Now you can’t crib and tell your boss “this is not a part of your profile”.
Mr. Entrepreneur. Everything under the sun is a part of your profile.
And this is the most difficult transformation you will have to make from being the best of the best employee to an Entrepreneur who has to know it all.
One of my startups failed because of the allergy I had with numbers. I avoided them. They made me dizzy.
Guess what? The numbers made sure I landed in a ditch with a failed startup.
This is why I keep inability to move outside comfort zone as one of the topmost reason to why startups and small businesses fail.
Swallow your ego.

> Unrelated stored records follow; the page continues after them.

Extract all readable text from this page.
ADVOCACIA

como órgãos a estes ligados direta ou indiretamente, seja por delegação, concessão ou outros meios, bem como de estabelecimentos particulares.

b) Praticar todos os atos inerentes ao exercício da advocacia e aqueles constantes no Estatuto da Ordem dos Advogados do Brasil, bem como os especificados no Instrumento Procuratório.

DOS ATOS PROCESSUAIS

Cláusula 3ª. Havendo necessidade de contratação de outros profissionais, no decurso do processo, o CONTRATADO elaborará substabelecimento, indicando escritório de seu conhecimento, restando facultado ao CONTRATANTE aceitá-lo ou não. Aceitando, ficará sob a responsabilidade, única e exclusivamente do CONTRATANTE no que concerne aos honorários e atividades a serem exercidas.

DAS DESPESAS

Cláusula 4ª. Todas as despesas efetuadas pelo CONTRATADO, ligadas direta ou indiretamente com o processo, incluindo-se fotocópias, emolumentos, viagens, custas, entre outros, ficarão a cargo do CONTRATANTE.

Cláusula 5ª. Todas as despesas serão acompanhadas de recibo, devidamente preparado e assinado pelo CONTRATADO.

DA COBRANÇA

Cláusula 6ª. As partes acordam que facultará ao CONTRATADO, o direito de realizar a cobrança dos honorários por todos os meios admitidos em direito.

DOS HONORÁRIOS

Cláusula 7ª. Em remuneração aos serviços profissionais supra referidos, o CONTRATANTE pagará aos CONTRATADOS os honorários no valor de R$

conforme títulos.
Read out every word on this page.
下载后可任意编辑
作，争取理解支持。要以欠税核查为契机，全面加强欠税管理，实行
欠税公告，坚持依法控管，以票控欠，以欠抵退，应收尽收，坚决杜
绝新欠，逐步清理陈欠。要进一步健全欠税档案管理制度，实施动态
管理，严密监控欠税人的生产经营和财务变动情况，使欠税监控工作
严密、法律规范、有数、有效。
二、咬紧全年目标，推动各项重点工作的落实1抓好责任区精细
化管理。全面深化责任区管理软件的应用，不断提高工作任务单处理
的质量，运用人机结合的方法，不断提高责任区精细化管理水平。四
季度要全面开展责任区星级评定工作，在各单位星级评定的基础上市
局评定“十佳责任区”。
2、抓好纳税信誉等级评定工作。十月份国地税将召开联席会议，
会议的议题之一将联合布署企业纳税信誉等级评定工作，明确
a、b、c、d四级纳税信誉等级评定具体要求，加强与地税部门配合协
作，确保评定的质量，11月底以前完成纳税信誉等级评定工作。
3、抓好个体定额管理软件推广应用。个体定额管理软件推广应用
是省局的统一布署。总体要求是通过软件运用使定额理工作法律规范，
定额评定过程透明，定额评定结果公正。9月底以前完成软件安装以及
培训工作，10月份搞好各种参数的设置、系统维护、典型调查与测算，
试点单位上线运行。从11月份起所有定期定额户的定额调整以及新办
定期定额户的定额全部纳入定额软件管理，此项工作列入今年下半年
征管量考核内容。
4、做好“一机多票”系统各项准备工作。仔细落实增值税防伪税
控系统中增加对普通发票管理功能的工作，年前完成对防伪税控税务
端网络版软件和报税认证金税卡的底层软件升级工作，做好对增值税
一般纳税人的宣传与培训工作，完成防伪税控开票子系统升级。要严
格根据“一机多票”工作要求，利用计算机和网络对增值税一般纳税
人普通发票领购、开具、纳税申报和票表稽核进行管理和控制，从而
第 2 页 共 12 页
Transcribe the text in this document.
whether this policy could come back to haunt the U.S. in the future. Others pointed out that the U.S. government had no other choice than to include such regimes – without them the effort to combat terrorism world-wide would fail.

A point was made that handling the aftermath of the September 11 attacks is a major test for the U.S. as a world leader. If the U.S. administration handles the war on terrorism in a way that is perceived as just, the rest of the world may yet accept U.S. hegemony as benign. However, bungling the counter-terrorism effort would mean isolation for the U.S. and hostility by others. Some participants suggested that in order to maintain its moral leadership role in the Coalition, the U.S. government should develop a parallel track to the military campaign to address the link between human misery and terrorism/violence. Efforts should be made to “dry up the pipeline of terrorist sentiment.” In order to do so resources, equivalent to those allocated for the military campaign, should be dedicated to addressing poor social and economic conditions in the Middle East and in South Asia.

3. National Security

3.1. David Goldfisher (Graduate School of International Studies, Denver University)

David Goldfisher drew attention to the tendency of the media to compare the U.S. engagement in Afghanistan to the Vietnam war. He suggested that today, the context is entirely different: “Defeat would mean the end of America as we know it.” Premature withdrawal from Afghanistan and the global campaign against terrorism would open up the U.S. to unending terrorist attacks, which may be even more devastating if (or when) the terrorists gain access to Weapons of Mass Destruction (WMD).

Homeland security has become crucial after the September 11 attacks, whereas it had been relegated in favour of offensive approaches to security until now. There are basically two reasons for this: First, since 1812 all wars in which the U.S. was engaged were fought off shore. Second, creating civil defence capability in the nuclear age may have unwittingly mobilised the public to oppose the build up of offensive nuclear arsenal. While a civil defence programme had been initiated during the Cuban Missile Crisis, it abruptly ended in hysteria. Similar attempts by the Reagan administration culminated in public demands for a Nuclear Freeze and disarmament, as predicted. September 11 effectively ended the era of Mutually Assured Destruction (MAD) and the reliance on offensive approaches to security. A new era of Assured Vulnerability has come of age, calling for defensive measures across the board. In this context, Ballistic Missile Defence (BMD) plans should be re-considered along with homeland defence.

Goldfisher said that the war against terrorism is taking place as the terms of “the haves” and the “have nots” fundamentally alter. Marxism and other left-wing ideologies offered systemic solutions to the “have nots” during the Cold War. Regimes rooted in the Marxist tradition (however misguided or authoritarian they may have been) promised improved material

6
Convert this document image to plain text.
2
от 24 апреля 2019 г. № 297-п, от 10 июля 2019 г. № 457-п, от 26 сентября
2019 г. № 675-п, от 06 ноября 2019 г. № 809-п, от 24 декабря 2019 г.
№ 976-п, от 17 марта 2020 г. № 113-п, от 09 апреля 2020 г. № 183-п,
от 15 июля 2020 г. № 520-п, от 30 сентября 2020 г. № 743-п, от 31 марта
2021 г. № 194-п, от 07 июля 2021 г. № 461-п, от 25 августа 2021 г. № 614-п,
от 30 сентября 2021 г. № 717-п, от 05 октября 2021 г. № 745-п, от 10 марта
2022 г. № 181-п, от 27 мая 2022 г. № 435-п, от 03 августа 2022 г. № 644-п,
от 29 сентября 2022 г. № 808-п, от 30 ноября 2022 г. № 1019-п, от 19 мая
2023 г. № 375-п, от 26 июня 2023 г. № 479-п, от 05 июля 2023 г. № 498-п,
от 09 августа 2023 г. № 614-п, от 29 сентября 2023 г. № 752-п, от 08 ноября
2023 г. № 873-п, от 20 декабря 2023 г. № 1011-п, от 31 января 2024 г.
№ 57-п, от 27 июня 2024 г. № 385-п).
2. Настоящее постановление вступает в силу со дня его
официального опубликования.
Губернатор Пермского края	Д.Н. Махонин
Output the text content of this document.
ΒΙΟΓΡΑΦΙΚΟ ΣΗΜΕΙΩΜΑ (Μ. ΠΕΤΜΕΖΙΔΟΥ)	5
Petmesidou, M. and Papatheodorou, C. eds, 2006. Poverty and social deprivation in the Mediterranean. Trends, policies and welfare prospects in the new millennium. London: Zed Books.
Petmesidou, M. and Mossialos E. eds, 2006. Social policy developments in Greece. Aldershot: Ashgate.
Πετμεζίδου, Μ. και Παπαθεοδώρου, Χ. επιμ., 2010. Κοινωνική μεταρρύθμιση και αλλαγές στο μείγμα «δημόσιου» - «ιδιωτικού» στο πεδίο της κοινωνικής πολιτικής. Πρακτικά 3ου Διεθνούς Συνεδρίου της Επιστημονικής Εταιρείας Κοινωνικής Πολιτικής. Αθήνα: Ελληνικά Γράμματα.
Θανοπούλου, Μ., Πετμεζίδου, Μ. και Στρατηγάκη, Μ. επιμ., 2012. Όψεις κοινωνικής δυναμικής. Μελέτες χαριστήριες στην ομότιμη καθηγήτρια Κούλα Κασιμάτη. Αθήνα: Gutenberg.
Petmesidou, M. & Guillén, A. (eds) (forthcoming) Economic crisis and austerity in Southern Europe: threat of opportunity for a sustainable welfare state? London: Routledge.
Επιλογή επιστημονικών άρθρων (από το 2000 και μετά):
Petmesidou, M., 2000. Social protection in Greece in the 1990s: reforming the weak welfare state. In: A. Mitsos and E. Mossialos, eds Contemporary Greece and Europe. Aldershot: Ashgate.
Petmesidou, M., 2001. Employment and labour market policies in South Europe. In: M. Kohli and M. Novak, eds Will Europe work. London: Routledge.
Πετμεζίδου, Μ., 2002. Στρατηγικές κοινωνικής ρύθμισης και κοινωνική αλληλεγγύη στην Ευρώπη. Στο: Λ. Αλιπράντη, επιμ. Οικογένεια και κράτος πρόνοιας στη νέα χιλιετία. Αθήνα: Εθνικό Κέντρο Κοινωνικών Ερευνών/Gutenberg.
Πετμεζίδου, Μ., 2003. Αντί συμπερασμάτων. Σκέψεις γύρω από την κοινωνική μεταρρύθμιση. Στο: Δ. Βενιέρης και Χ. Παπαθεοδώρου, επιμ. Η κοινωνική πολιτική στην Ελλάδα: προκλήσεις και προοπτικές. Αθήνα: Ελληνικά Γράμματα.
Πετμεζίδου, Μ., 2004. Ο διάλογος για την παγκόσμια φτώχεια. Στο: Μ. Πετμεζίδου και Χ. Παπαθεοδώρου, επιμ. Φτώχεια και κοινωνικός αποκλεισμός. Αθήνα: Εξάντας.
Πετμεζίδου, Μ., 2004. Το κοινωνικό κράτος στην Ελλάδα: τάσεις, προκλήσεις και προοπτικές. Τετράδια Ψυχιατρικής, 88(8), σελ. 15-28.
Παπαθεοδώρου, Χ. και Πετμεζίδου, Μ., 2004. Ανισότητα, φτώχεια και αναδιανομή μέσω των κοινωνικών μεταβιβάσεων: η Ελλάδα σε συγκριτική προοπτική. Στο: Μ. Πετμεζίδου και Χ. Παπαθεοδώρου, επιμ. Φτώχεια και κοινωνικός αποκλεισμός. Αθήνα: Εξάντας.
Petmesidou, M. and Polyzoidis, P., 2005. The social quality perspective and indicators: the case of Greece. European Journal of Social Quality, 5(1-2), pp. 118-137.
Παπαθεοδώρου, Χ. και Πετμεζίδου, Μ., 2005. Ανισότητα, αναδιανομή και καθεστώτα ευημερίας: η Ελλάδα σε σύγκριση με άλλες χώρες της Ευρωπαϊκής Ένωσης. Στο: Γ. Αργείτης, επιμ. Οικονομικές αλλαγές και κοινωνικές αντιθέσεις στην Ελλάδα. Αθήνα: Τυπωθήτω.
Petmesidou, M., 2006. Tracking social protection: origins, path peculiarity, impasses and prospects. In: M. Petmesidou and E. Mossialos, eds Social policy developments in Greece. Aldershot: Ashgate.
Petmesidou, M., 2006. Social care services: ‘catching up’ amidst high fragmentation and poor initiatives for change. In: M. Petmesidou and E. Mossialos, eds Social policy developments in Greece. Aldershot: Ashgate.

Get out of your comfort zone and learn the tricks of the trade before your venture sees the despicable “closed” sign.
Other than the above. You can be ready to look the other side every time you want to make an expensive purchase. The initial years of your venture won’t give you the luxury of only purchasing necessities. Luxuries are for later years.
Your family can kiss goodbye to the precious “family time”.
And you can officially change your marriage date to the date of incorporation of your company.
Do not forget. Your office is your house.
Employees are your kids and work is your wife.
The article is an extension of the answer I wrote for the question” How is it making a transition from being an entrepreneur to an employee?… on quora.
And please do not let your stupid mind confuse you with Employee vs Entrepreneur Dangal every time you have to take the tough decision of showing the door to an incompetent employee. You are running a company not a charitable organization.
You are there to feed a lot of families but if you don’t get paid for months, who will feed yours? It is a question we, the entrepreneurs forget to ask ourselves from time to time.
Before I end. Ignore the above lines 🙂
They were written on a very light note (lighter than my bank balance which now stands proudly in double digits).